For all these reasons, I conclude that the offshore world is forced to make choices dictated by what I call “geopolitics of service supply”. I don’t know how one can be a complete low cost outsourcer nowadays, without having offices in Europe and Asia. This seems to be the minimum requirement. Yet, several units on both continents may be necessary in order to have a portfolio of specialties that tend to be exhaustive.

I think it is an early analysis of this constraint that allowed Pentalog to dig a gap with its competitors. We have first implemented it at the scale of Romania-Moldova, and later on in Asia. The benchmark hasn’t not finished yet. Romania is not the nearshore of Sweden (we will therefore go to Petersburg and Riga), India requires compensations in engineering when we sell them Airbuses (therefore we will think about India), the explosion of BPO could bring a smile for Morocco… ITO, BPO, EDO, are never-ending stories!



Comments :

Written on Mon., 11 May. 2009 21:14 by Carlos Ponce


Interesting posting. I noticed, however, that you did not mention Mexico (or any other Latin American country, for that matter) as a viable option for Nearshore IT solutions. Mexico boasts highly qualified IT talent who, for the most part, are not only knowledgeable of the cultural differences and traits that might arise during the international business exchange process between the U.S. and Mexico, but also possess more than reasonably fluent English-speaking/reading/writing skills, are within a couple of hours’ flying time – should the need for an in-person meeting arise – and are within the same time zones, or close – at least closer than 17 hours! It’s not only about cost-reduction, granted. It’s also about reliability, liability, credibility and expertise.
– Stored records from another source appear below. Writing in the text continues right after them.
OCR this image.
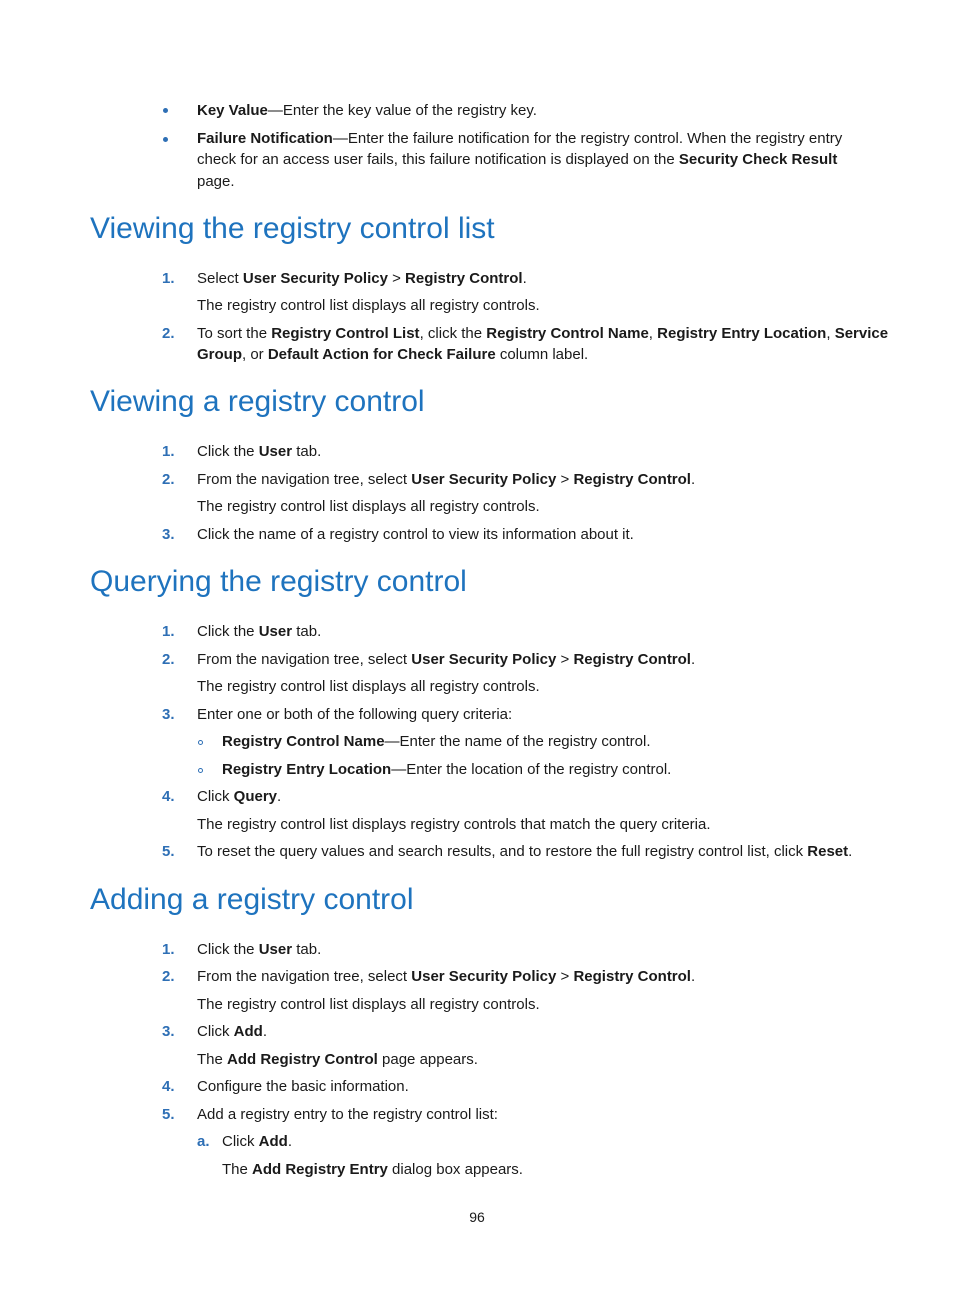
Key Value—Enter the key value of the registry key.
Failure Notification—Enter the failure notification for the registry control. When the registry entry
check for an access user fails, this failure notification is displayed on the Security Check Result
page.
Viewing the registry control list
1. Select User Security Policy > Registry Control.
The registry control list displays all registry controls.
2. To sort the Registry Control List, click the Registry Control Name, Registry Entry Location, Service
Group, or Default Action for Check Failure column label.
Viewing a registry control
1. Click the User tab.
2. From the navigation tree, select User Security Policy > Registry Control.
The registry control list displays all registry controls.
3. Click the name of a registry control to view its information about it.
Querying the registry control
1. Click the User tab.
2. From the navigation tree, select User Security Policy > Registry Control.
The registry control list displays all registry controls.
3. Enter one or both of the following query criteria:
Registry Control Name—Enter the name of the registry control.
Registry Entry Location—Enter the location of the registry control.
4. Click Query.
The registry control list displays registry controls that match the query criteria.
5. To reset the query values and search results, and to restore the full registry control list, click Reset.
Adding a registry control
1. Click the User tab.
2. From the navigation tree, select User Security Policy > Registry Control.
The registry control list displays all registry controls.
3. Click Add.
The Add Registry Control page appears.
4. Configure the basic information.
5. Add a registry entry to the registry control list:
a. Click Add.
The Add Registry Entry dialog box appears.
96
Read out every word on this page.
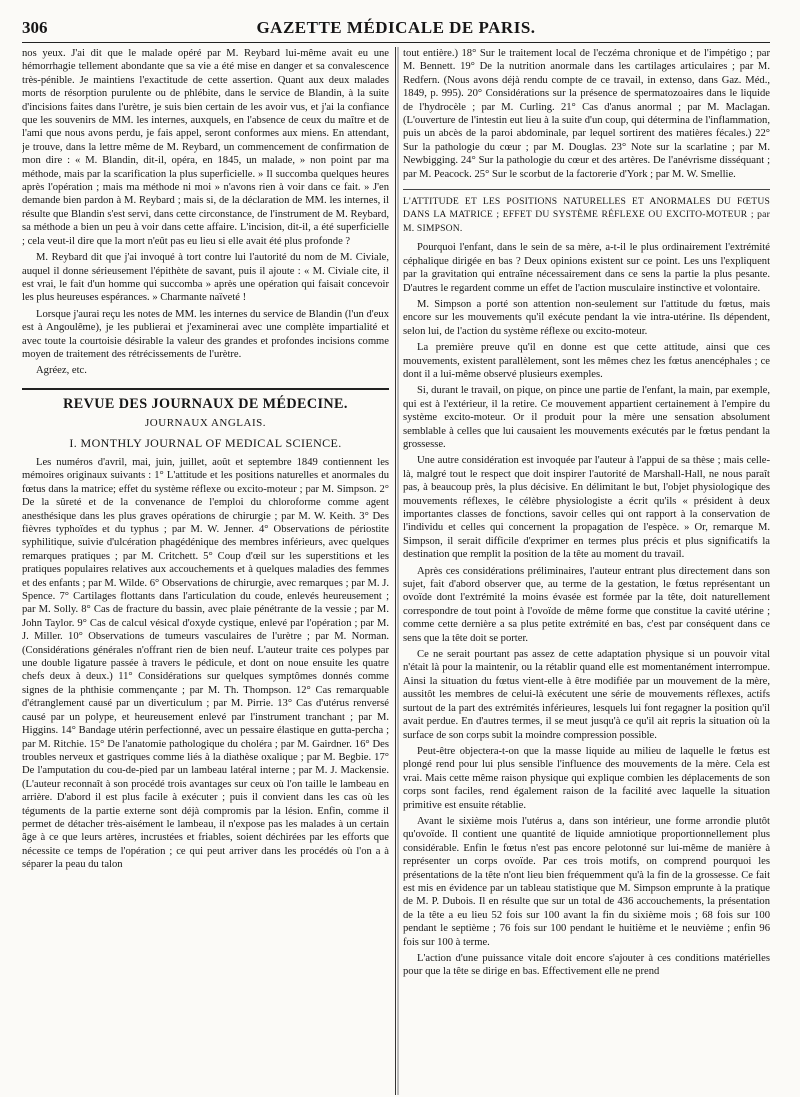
306	GAZETTE MÉDICALE DE PARIS.

nos yeux. J'ai dit que le malade opéré par M. Reybard lui-même avait eu une hémorrhagie tellement abondante que sa vie a été mise en danger et sa convalescence très-pénible. Je maintiens l'exactitude de cette assertion. Quant aux deux malades morts de résorption purulente ou de phlébite, dans le service de Blandin, à la suite d'incisions faites dans l'urètre, je suis bien certain de les avoir vus, et j'ai la confiance que les souvenirs de MM. les internes, auxquels, en l'absence de ceux du maître et de l'ami que nous avons perdu, je fais appel, seront conformes aux miens. En attendant, je trouve, dans la lettre même de M. Reybard, un commencement de confirmation de mon dire : « M. Blandin, dit-il, opéra, en 1845, un malade, » non point par ma méthode, mais par la scarification la plus superficielle. » Il succomba quelques heures après l'opération ; mais ma méthode ni moi » n'avons rien à voir dans ce fait. » J'en demande bien pardon à M. Reybard ; mais si, de la déclaration de MM. les internes, il résulte que Blandin s'est servi, dans cette circonstance, de l'instrument de M. Reybard, sa méthode a bien un peu à voir dans cette affaire. L'incision, dit-il, a été superficielle ; cela veut-il dire que la mort n'eût pas eu lieu si elle avait été plus profonde ?

M. Reybard dit que j'ai invoqué à tort contre lui l'autorité du nom de M. Civiale, auquel il donne sérieusement l'épithète de savant, puis il ajoute : « M. Civiale cite, il est vrai, le fait d'un homme qui succomba » après une opération qui faisait concevoir les plus heureuses espérances. » Charmante naïveté !

Lorsque j'aurai reçu les notes de MM. les internes du service de Blandin (l'un d'eux est à Angoulême), je les publierai et j'examinerai avec une complète impartialité et avec toute la courtoisie désirable la valeur des grandes et profondes incisions comme moyen de traitement des rétrécissements de l'urètre.

Agréez, etc.
REVUE DES JOURNAUX DE MÉDECINE.
JOURNAUX ANGLAIS.
I. MONTHLY JOURNAL OF MEDICAL SCIENCE.

Les numéros d'avril, mai, juin, juillet, août et septembre 1849 contiennent les mémoires originaux suivants : 1° L'attitude et les positions naturelles et anormales du fœtus dans la matrice; effet du système réflexe ou excito-moteur ; par M. Simpson. 2° De la sûreté et de la convenance de l'emploi du chloroforme comme agent anesthésique dans les plus graves opérations de chirurgie ; par M. W. Keith. 3° Des fièvres typhoïdes et du typhus ; par M. W. Jenner. 4° Observations de périostite syphilitique, suivie d'ulcération phagédénique des membres inférieurs, avec quelques remarques pratiques ; par M. Critchett. 5° Coup d'œil sur les superstitions et les pratiques populaires relatives aux accouchements et à quelques maladies des femmes et des enfants ; par M. Wilde. 6° Observations de chirurgie, avec remarques ; par M. J. Spence. 7° Cartilages flottants dans l'articulation du coude, enlevés heureusement ; par M. Solly. 8° Cas de fracture du bassin, avec plaie pénétrante de la vessie ; par M. John Taylor. 9° Cas de calcul vésical d'oxyde cystique, enlevé par l'opération ; par M. J. Miller. 10° Observations de tumeurs vasculaires de l'urètre ; par M. Norman. (Considérations générales n'offrant rien de bien neuf. L'auteur traite ces polypes par une double ligature passée à travers le pédicule, et dont on noue ensuite les quatre chefs deux à deux.) 11° Considérations sur quelques symptômes donnés comme signes de la phthisie commençante ; par M. Th. Thompson. 12° Cas remarquable d'étranglement causé par un diverticulum ; par M. Pirrie. 13° Cas d'utérus renversé causé par un polype, et heureusement enlevé par l'instrument tranchant ; par M. Higgins. 14° Bandage utérin perfectionné, avec un pessaire élastique en gutta-percha ; par M. Ritchie. 15° De l'anatomie pathologique du choléra ; par M. Gairdner. 16° Des troubles nerveux et gastriques comme liés à la diathèse oxalique ; par M. Begbie. 17° De l'amputation du cou-de-pied par un lambeau latéral interne ; par M. J. Mackensie. (L'auteur reconnaît à son procédé trois avantages sur ceux où l'on taille le lambeau en arrière. D'abord il est plus facile à exécuter ; puis il convient dans les cas où les téguments de la partie externe sont déjà compromis par la lésion. Enfin, comme il permet de détacher très-aisément le lambeau, il n'expose pas les malades à un certain âge à ce que leurs artères, incrustées et friables, soient déchirées par les efforts que nécessite ce temps de l'opération ; ce qui peut arriver dans les procédés où l'on a à séparer la peau du talon

tout entière.) 18° Sur le traitement local de l'eczéma chronique et de l'impétigo ; par M. Bennett. 19° De la nutrition anormale dans les cartilages articulaires ; par M. Redfern. (Nous avons déjà rendu compte de ce travail, in extenso, dans Gaz. Méd., 1849, p. 995). 20° Considérations sur la présence de spermatozoaires dans le liquide de l'hydrocèle ; par M. Curling. 21° Cas d'anus anormal ; par M. Maclagan. (L'ouverture de l'intestin eut lieu à la suite d'un coup, qui détermina de l'inflammation, puis un abcès de la paroi abdominale, par lequel sortirent des matières fécales.) 22° Sur la pathologie du cœur ; par M. Douglas. 23° Note sur la scarlatine ; par M. Newbigging. 24° Sur la pathologie du cœur et des artères. De l'anévrisme disséquant ; par M. Peacock. 25° Sur le scorbut de la factorerie d'York ; par M. W. Smellie.

L'ATTITUDE ET LES POSITIONS NATURELLES ET ANORMALES DU FŒTUS DANS LA MATRICE ; EFFET DU SYSTÈME RÉFLEXE OU EXCITO-MOTEUR ; par M. SIMPSON.

Pourquoi l'enfant, dans le sein de sa mère, a-t-il le plus ordinairement l'extrémité céphalique dirigée en bas ? Deux opinions existent sur ce point. Les uns l'expliquent par la gravitation qui entraîne nécessairement dans ce sens la partie la plus pesante. D'autres le regardent comme un effet de l'action musculaire instinctive et volontaire.

M. Simpson a porté son attention non-seulement sur l'attitude du fœtus, mais encore sur les mouvements qu'il exécute pendant la vie intra-utérine. Ils dépendent, selon lui, de l'action du système réflexe ou excito-moteur.

La première preuve qu'il en donne est que cette attitude, ainsi que ces mouvements, existent parallèlement, sont les mêmes chez les fœtus anencéphales ; ce dont il a lui-même observé plusieurs exemples.

Si, durant le travail, on pique, on pince une partie de l'enfant, la main, par exemple, qui est à l'extérieur, il la retire. Ce mouvement appartient certainement à l'empire du système excito-moteur. Or il produit pour la mère une sensation absolument semblable à celles que lui causaient les mouvements exécutés par le fœtus pendant la grossesse.

Une autre considération est invoquée par l'auteur à l'appui de sa thèse ; mais celle-là, malgré tout le respect que doit inspirer l'autorité de Marshall-Hall, ne nous paraît pas, à beaucoup près, la plus décisive. En délimitant le but, l'objet physiologique des mouvements réflexes, le célèbre physiologiste a écrit qu'ils « président à deux importantes classes de fonctions, savoir celles qui ont rapport à la conservation de l'individu et celles qui concernent la propagation de l'espèce. » Or, remarque M. Simpson, il serait difficile d'exprimer en termes plus précis et plus significatifs la destination que remplit la position de la tête au moment du travail.

Après ces considérations préliminaires, l'auteur entrant plus directement dans son sujet, fait d'abord observer que, au terme de la gestation, le fœtus représentant un ovoïde dont l'extrémité la moins évasée est formée par la tête, doit naturellement correspondre de tout point à l'ovoïde de même forme que constitue la cavité utérine ; comme cette dernière a sa plus petite extrémité en bas, c'est par conséquent dans ce sens que la tête doit se porter.

Ce ne serait pourtant pas assez de cette adaptation physique si un pouvoir vital n'était là pour la maintenir, ou la rétablir quand elle est momentanément interrompue. Ainsi la situation du fœtus vient-elle à être modifiée par un mouvement de la mère, aussitôt les membres de celui-là exécutent une série de mouvements réflexes, actifs surtout de la part des extrémités inférieures, lesquels lui font regagner la position qu'il avait perdue. En d'autres termes, il se meut jusqu'à ce qu'il ait repris la situation où la surface de son corps subit la moindre compression possible.

Peut-être objectera-t-on que la masse liquide au milieu de laquelle le fœtus est plongé rend pour lui plus sensible l'influence des mouvements de la mère. Cela est vrai. Mais cette même raison physique qui explique combien les déplacements de son corps sont faciles, rend également raison de la facilité avec laquelle la situation primitive est ensuite rétablie.

Avant le sixième mois l'utérus a, dans son intérieur, une forme arrondie plutôt qu'ovoïde. Il contient une quantité de liquide amniotique proportionnellement plus considérable. Enfin le fœtus n'est pas encore pelotonné sur lui-même de manière à représenter un corps ovoïde. Par ces trois motifs, on comprend pourquoi les présentations de la tête n'ont lieu bien fréquemment qu'à la fin de la grossesse. Ce fait est mis en évidence par un tableau statistique que M. Simpson emprunte à la pratique de M. P. Dubois. Il en résulte que sur un total de 436 accouchements, la présentation de la tête a eu lieu 52 fois sur 100 avant la fin du sixième mois ; 68 fois sur 100 pendant le septième ; 76 fois sur 100 pendant le huitième et le neuvième ; enfin 96 fois sur 100 à terme.

L'action d'une puissance vitale doit encore s'ajouter à ces conditions matérielles pour que la tête se dirige en bas. Effectivement elle ne prend
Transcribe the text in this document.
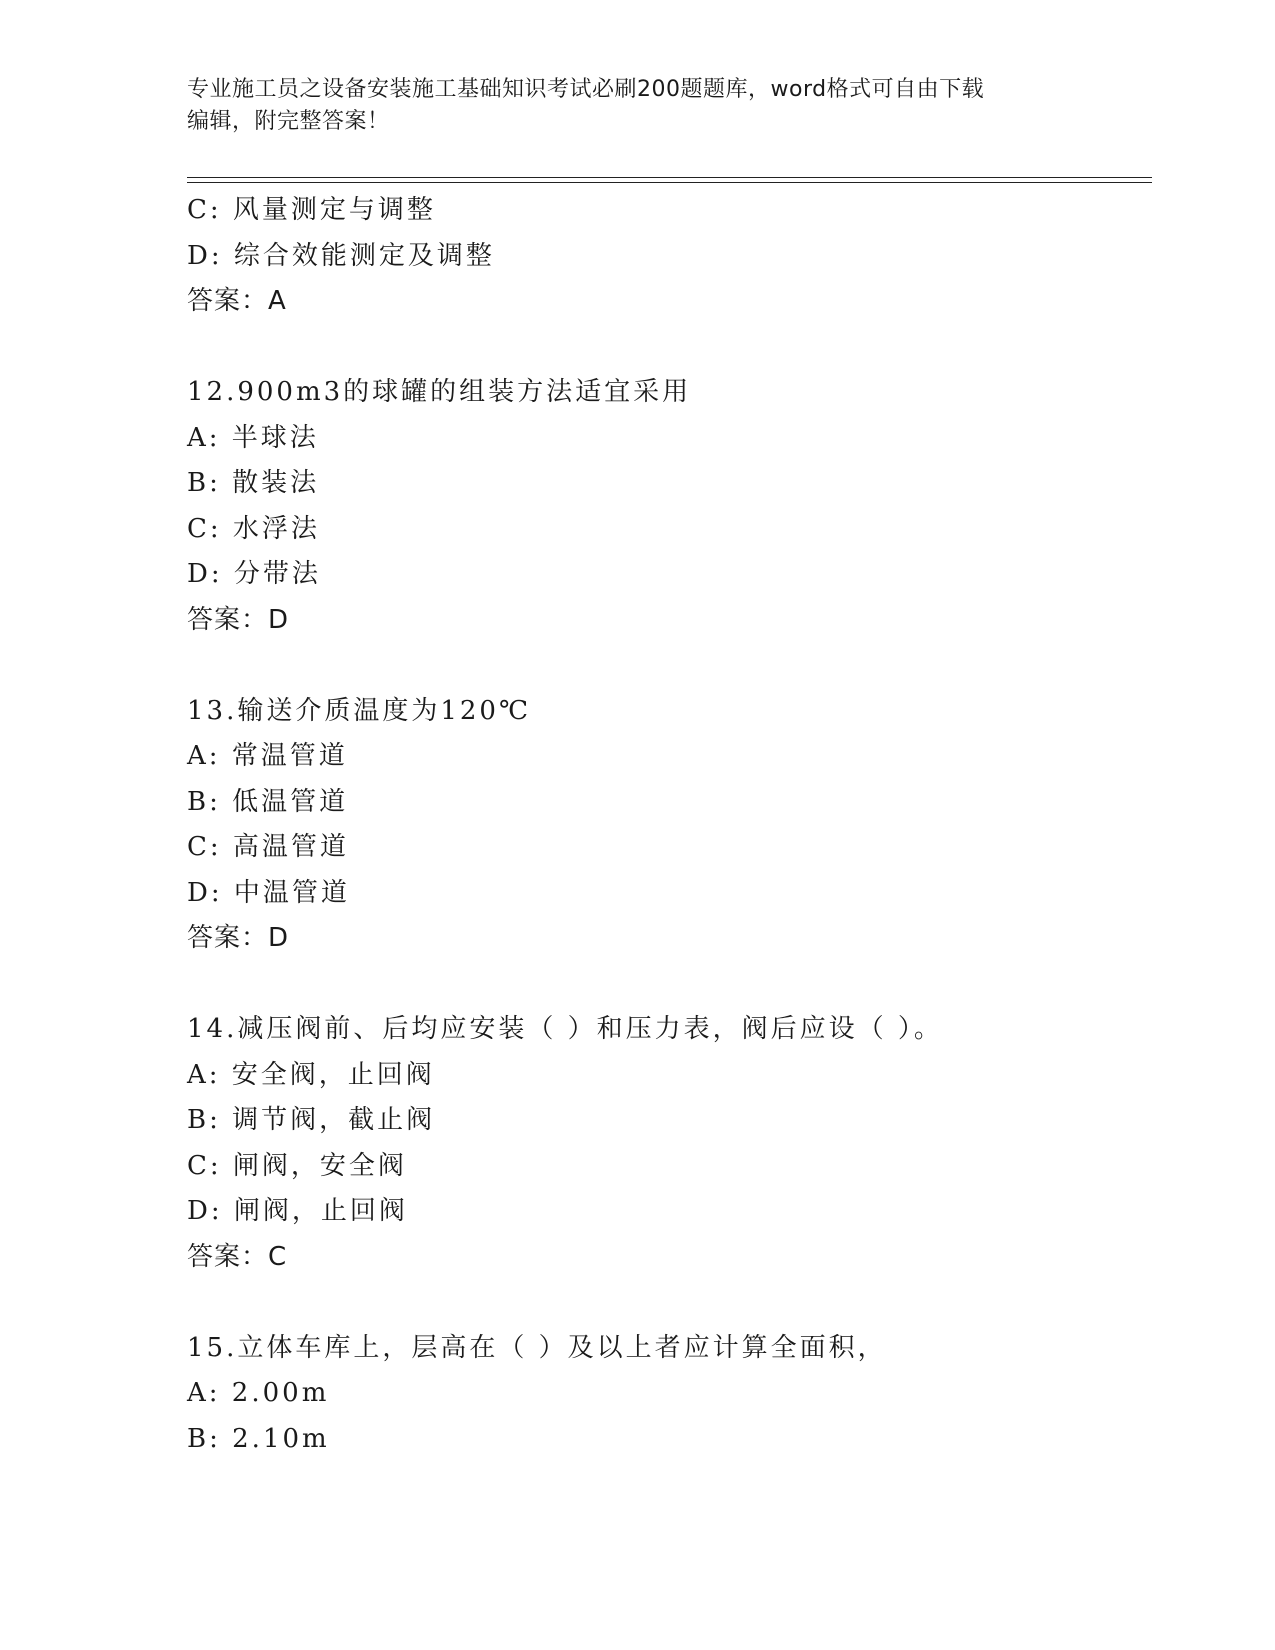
专业施工员之设备安装施工基础知识考试必刷200题题库，word格式可自由下载
编辑，附完整答案！
C: 风量测定与调整
D: 综合效能测定及调整
答案：A
12.900m3的球罐的组装方法适宜采用
A: 半球法
B: 散装法
C: 水浮法
D: 分带法
答案：D
13.输送介质温度为120℃
A: 常温管道
B: 低温管道
C: 高温管道
D: 中温管道
答案：D
14.减压阀前、后均应安装（ ）和压力表，阀后应设（ ）。
A: 安全阀，止回阀
B: 调节阀，截止阀
C: 闸阀，安全阀
D: 闸阀，止回阀
答案：C
15.立体车库上，层高在（ ）及以上者应计算全面积，
A: 2.00m
B: 2.10m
I encourage you to read more on the subject: http://www.netshoreprogramming.com/placements.html.

Written on Fri., 15 May. 2009 19:47 by Fred


For sure Mexico is a really interesting opportunity within a nearshore US strategy.

We are now strongly thinking to US having some opened discussions with local potential partners in NY. Fore sure being close to your client is one of the key point to leverage succes as part of outsourcing.